A year ago, Diego Leanos was onstage at a concert taking photos of SoundCloud rapper $teven Cannon when his camera was stolen. After the theft, he decided to take up rapping, because studio time was cheaper than buying a new camera.

Now known as Lil Xan, the 21-year-old former Xanax dealer is the newest face of the “sad rap” movement. Sadness itself isn’t a new theme in hip-hop—just look at Tupac’s music—but the wave of rappers led by Lil Uzi Vert and the late Lil Peep (who recently died of an overdose) share a connection to another genre: emo. In a recent Noisey Raps profile, Leanos calls his hometown of Redlands, California, “Deadlands” with the contempt of a disaffected suburban youth.

Lil Xan will release his debut LP, Total Xanarchy, sometime this year, but his breakthrough single “Betrayed” is an upbeat banger cut with flashes of pain. Over producer Bobby Johnson’s hazy, piano-driven trap beat, Leanos raps about sex, drugs, and money in his signature raspy voice. But by the end of the song, he’s barely able to mumble, “Xans gon’ take you/Xans gon’ betray you,” referencing his addiction to the prescription anxiety medication. On “Slingshot,” Leanos reminds listeners that his struggle with minor celebrity, addiction, and severe anxiety is ongoing: “I don’t pop fucking Xans/I might pop a Norco” (a prescription painkiller he’s also trying to quit).
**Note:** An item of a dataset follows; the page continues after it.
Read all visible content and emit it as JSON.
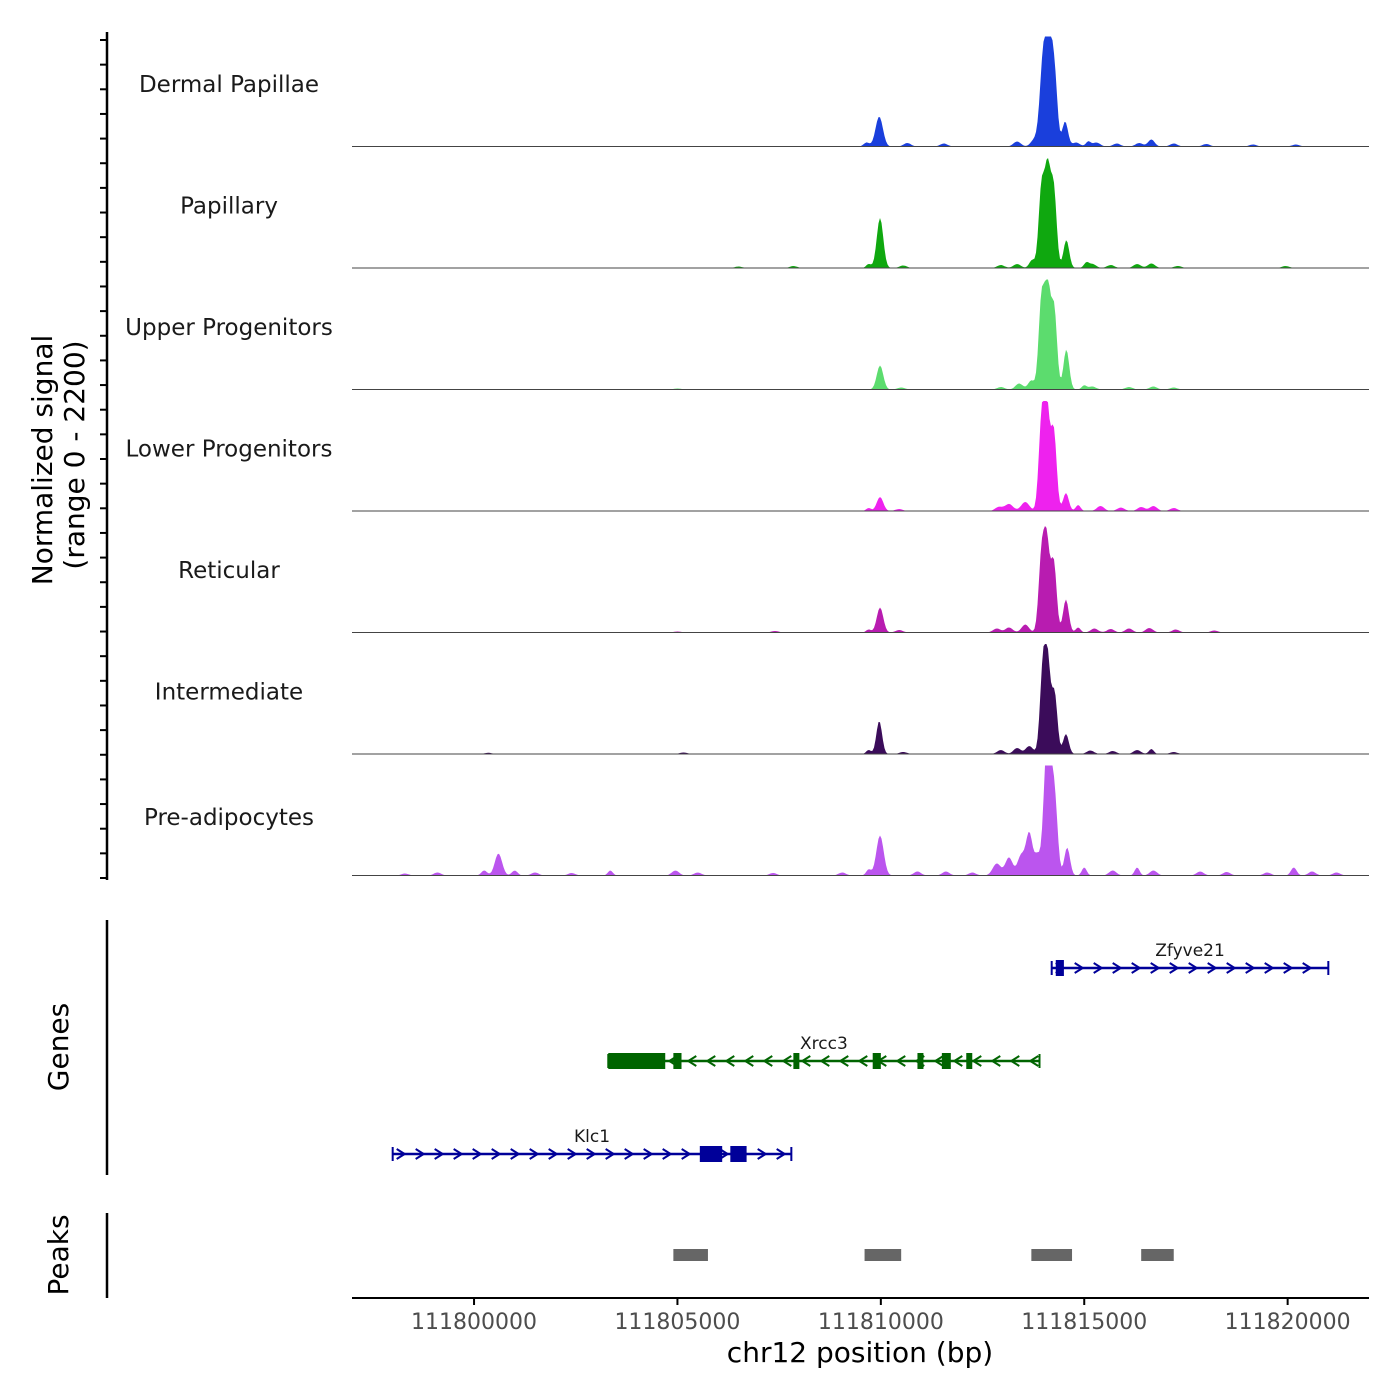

Leanos’ cautionary, anti-Xanax lyrics almost seem like the hip-hop version of an afterschool special, with the maximalist melodrama of emo. But this isn’t emo that centers on angsty white kids living in McMansions; instead, it reflects the experience of kids growing up in the middle of the Great Recession, the foreclosure crisis, the opioid epidemic, and the rapid gentrification of American cities that force poor people of color further to the margins. Lil Xan’s first singles only begin to describe it.